The actual town of Side where we were staying had a lot of ruins so the next day, Alex and I also had a good look around there.  Temple of Apollo, Greek amphitheater, just so much history, it was mind-blowing.

A lovely break was had by all.  A real family holiday but with my daughter's wedding too!  Just fabbie.  

One final foodie photo.  Last night.  Testi kebab!!!  A speciality where they bring it to the table in the cooking pot which is sealed with bread.  Husband looks so impressed here doesn't he?  That's his smile.  I know it's his smile because I often ask that question.  You know the question that all men hate. 'What's wrong'? His answer?  'Nothing.  I can't help it if my face looks like this'.  So he is full of joy in this photo.

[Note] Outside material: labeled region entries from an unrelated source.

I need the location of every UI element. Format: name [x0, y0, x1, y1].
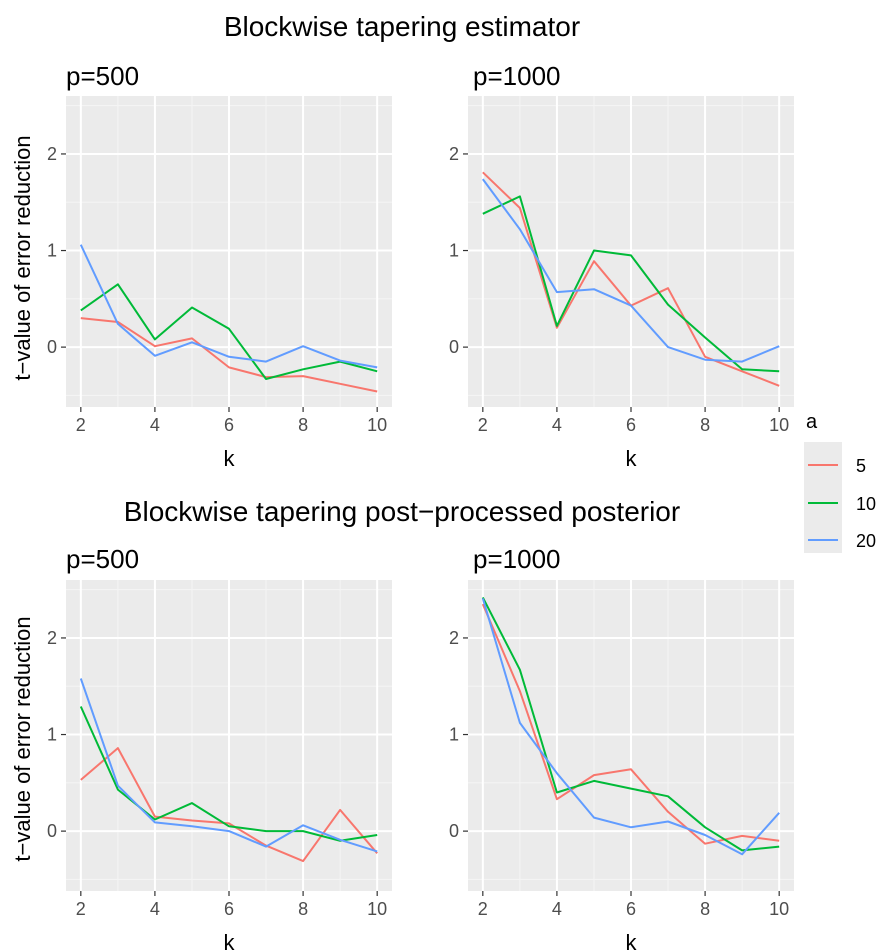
panel-4-tick-label-y-2: 2 [449, 628, 459, 648]
panel-3-series-a5-line [80, 747, 378, 863]
panel-1-tick-label-x-6: 6 [224, 415, 234, 435]
panel-3-series-a20-line [79, 678, 378, 853]
legend-label-10: 10 [856, 494, 876, 514]
panel-2-tick-label-y-1: 1 [449, 241, 459, 261]
panel-1-tick-label-x-8: 8 [298, 415, 308, 435]
panel-2-title: p=1000 [473, 61, 560, 91]
panel-3-tick-label-x-2: 2 [76, 899, 86, 919]
panel-4-tick-label-x-8: 8 [700, 899, 710, 919]
panel-4-tick-label-x-6: 6 [626, 899, 636, 919]
panel-3-tick-label-x-4: 4 [150, 899, 160, 919]
panel-4-xlabel: k [626, 930, 638, 952]
panel-1-tick-label-y-2: 2 [47, 144, 57, 164]
panel-3-tick-label-x-10: 10 [367, 899, 387, 919]
panel-1-series-a5-line [80, 317, 378, 393]
panel-2-xlabel: k [626, 446, 638, 471]
panel-3: 2 4 6 8 10 0 1 2 [47, 580, 392, 919]
legend-key-background [804, 442, 842, 553]
panel-4-title: p=1000 [473, 544, 560, 574]
panel-1: 2 4 6 8 10 0 1 2 [47, 96, 392, 435]
panel-3-title: p=500 [66, 544, 139, 574]
legend-label-20: 20 [856, 531, 876, 551]
panel-4-tick-label-x-4: 4 [552, 899, 562, 919]
panel-2-series-a20-line [481, 178, 780, 363]
legend: a 5 10 20 [804, 411, 876, 553]
panel-1-series-a10-line [80, 283, 378, 380]
panel-2-tick-label-x-2: 2 [478, 415, 488, 435]
panel-2-series-a10-line [482, 195, 780, 373]
panel-1-tick-label-x-4: 4 [150, 415, 160, 435]
chart-panels: 2 4 6 8 10 0 1 2 2 4 6 8 10 0 1 2 2 4 6 8 10 0 1 2 2 4 6 8 10 0 1 2 [47, 96, 794, 919]
panel-2-tick-label-x-4: 4 [552, 415, 562, 435]
bottom-row-title: Blockwise tapering post−processed poster… [124, 496, 680, 527]
panel-3-xlabel: k [224, 930, 236, 952]
panel-1-series-a20-line [79, 244, 378, 369]
panel-3-tick-label-x-8: 8 [298, 899, 308, 919]
legend-label-5: 5 [856, 456, 866, 476]
panel-1-ylabel: t−value of error reduction [10, 135, 35, 380]
panel-3-tick-label-y-2: 2 [47, 628, 57, 648]
panel-2-tick-label-y-0: 0 [449, 337, 459, 357]
panel-1-tick-label-x-2: 2 [76, 415, 86, 435]
panel-2-tick-label-y-2: 2 [449, 144, 459, 164]
panel-4-series-a10-line [481, 596, 780, 852]
panel-4-series-a20-line [481, 598, 780, 856]
legend-title: a [806, 411, 818, 433]
panel-3-series-a10-line [79, 706, 378, 842]
panel-3-tick-label-y-0: 0 [47, 821, 57, 841]
panel-1-tick-label-y-0: 0 [47, 337, 57, 357]
panel-1-title: p=500 [66, 61, 139, 91]
panel-4-tick-label-x-10: 10 [769, 899, 789, 919]
top-row-title: Blockwise tapering estimator [224, 11, 580, 42]
panel-2-tick-label-x-8: 8 [700, 415, 710, 435]
panel-2-tick-label-x-10: 10 [769, 415, 789, 435]
panel-3-ylabel: t−value of error reduction [10, 616, 35, 861]
panel-4-tick-label-y-1: 1 [449, 725, 459, 745]
panel-4: 2 4 6 8 10 0 1 2 [449, 580, 794, 919]
panel-2-tick-label-x-6: 6 [626, 415, 636, 435]
panel-4-tick-label-y-0: 0 [449, 821, 459, 841]
panel-1-tick-label-y-1: 1 [47, 241, 57, 261]
panel-1-tick-label-x-10: 10 [367, 415, 387, 435]
panel-3-tick-label-y-1: 1 [47, 725, 57, 745]
panel-4-series-a5-line [481, 603, 780, 845]
panel-3-tick-label-x-6: 6 [224, 899, 234, 919]
panel-1-xlabel: k [224, 446, 236, 471]
panel-4-tick-label-x-2: 2 [478, 899, 488, 919]
panel-2: 2 4 6 8 10 0 1 2 [449, 96, 794, 435]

Sorry but a few more photos now.  Do you feel like you've gone to a friend's house for dinner and they suddenly pull out their holiday photo album and you can't really refuse to look at them.  I'm not feeding you dinner but I will show you a few more photos.
He won't be happy about this one.  Like at small 5-year old boy, this rather old boy would not stop going on about snorkelling while we were there.  He got his dream towards the end of the holiday.  Not a great deal to see where we were but my lovely husband was very happy and that is what counts (I'm actually not being sarcastic).
Don't worry.  You can't see me in my bikini proper here (wouldn't be good) but this is me about to have a go at snorkelling for the first time ever.  Quite liked it actually.  Saw one biggish striped fish and some coral.
I don't know if I'll ever return to Turkey.  There are too many other places in the world that I still need to see.  Turkey's a beautiful country. On balance, I probably preferred Istanbul because I prefer to visit large cities.  However, I have so many unanswered questions about this country and I would love to be able to sit someone down to ask these questions;  religion, the male/female roles in this often conservative society and so many more.  Thank you for having us Turkey.  You've been great. 


  1. Hi Ann

    Magic ... what a fab trip ... it's been 25 years since I visited Turkey but the food & hospitality are still the same by the sounds of it ... we went on a strange donkey excursion where we ended up shooting melons as my then boyfriend (now husband) was a veggie (now a meat eater!!) - bizarre.

    Elaine (Loaf Face Coop) x

  2. Long time no hear Elaine (loaf face). Miss your bread at the market! We had no donkeys and didn't shoot melons (but saw them growing for the first time ever)! Yes, 'that' lunch was was I envisaged in my head when I'd pre-planned one of our days out!